As imagens que Anny nos apresenta remetem a cenas de suas lembranças.  Assim, a reflexão sobre a intimidade da casa com seus habitantes ainda possui uma outra dimensão: somos também moradores de nossas memórias. Como nos legou padre Antônio Vieira:


Tudo cura o tempo, tudo faz esquecer, tudo gasta, tudo digere, tudo acaba. Sabemos, no entanto, que a memória vence o tempo. A memória é o antitempo, o remédio para as fissuras do tempo, e só na memória palpita uma possível imortalidade.[3]


Aqui, as telas materializam o “antitempo”. A exposição “Lugares afetivos” nos envolve como se folheássemos um estimado álbum de fotografias amigas e cheias de encantos por se descobrir.
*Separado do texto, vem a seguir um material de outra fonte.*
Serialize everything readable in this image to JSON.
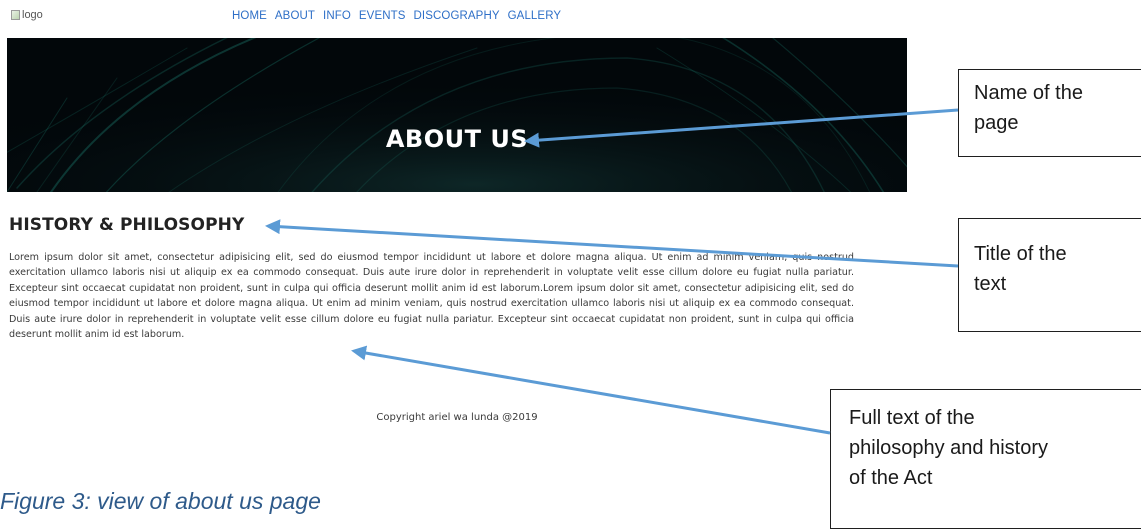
{
  "site": {
    "logo_alt": "logo",
    "nav": [
      "HOME",
      "ABOUT",
      "INFO",
      "EVENTS",
      "DISCOGRAPHY",
      "GALLERY"
    ]
  },
  "banner": {
    "title": "ABOUT US"
  },
  "section": {
    "title": "HISTORY & PHILOSOPHY",
    "body": "Lorem ipsum dolor sit amet, consectetur adipisicing elit, sed do eiusmod tempor incididunt ut labore et dolore magna aliqua. Ut enim ad minim veniam, quis nostrud exercitation ullamco laboris nisi ut aliquip ex ea commodo consequat. Duis aute irure dolor in reprehenderit in voluptate velit esse cillum dolore eu fugiat nulla pariatur. Excepteur sint occaecat cupidatat non proident, sunt in culpa qui officia deserunt mollit anim id est laborum.Lorem ipsum dolor sit amet, consectetur adipisicing elit, sed do eiusmod tempor incididunt ut labore et dolore magna aliqua. Ut enim ad minim veniam, quis nostrud exercitation ullamco laboris nisi ut aliquip ex ea commodo consequat. Duis aute irure dolor in reprehenderit in voluptate velit esse cillum dolore eu fugiat nulla pariatur. Excepteur sint occaecat cupidatat non proident, sunt in culpa qui officia deserunt mollit anim id est laborum."
  },
  "footer": {
    "copyright": "Copyright ariel wa lunda @2019"
  },
  "caption": "Figure 3: view of about us page",
  "callouts": [
    {
      "lines": [
        "Name of the",
        "page"
      ]
    },
    {
      "lines": [
        "Title of the",
        "text"
      ]
    },
    {
      "lines": [
        "Full text of the",
        "philosophy and history",
        "of the Act"
      ]
    }
  ],
  "colors": {
    "nav_link": "#2e6fc7",
    "arrow": "#5b9bd5",
    "caption": "#2e5a8a",
    "banner_bg": "#02070a",
    "banner_streaks": "#1f8a7a"
  }
}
A arte é aquilo que nos imerge na vida.

Andamos pela exposição espantados em descobrir que há lugares que nos habitam. Há tardes que não se vão sem antes possuírem algo de nós: a profundeza de uma luz, uma palavra ou alegria. Seriam as lembranças nós que damos na linha do tempo? Há dias que nos habitam, como o sonho habita a quietude da noite. E assim somos. Visíveis e incomensuráveis entre a permanência e o abandono.

 

Túlio Stafuzza

Curador

 

[1] ] Heidegger, Martin, “...poeticamente o homem habita...”. In. Ensaios e conferências. Trad. Emmanuel Carneiro Leão. Petrópolis: Vozes, 2002.

[2] Mendonça, José Tolentino. Baldios. Liboa: Assírio & Alvim. 2010, p.32.

[3] Vieira, Antônio citado por Antonio Olinto Marques da Rocha na ABL, Discurso de Posse, 12 de Setembro de 1997.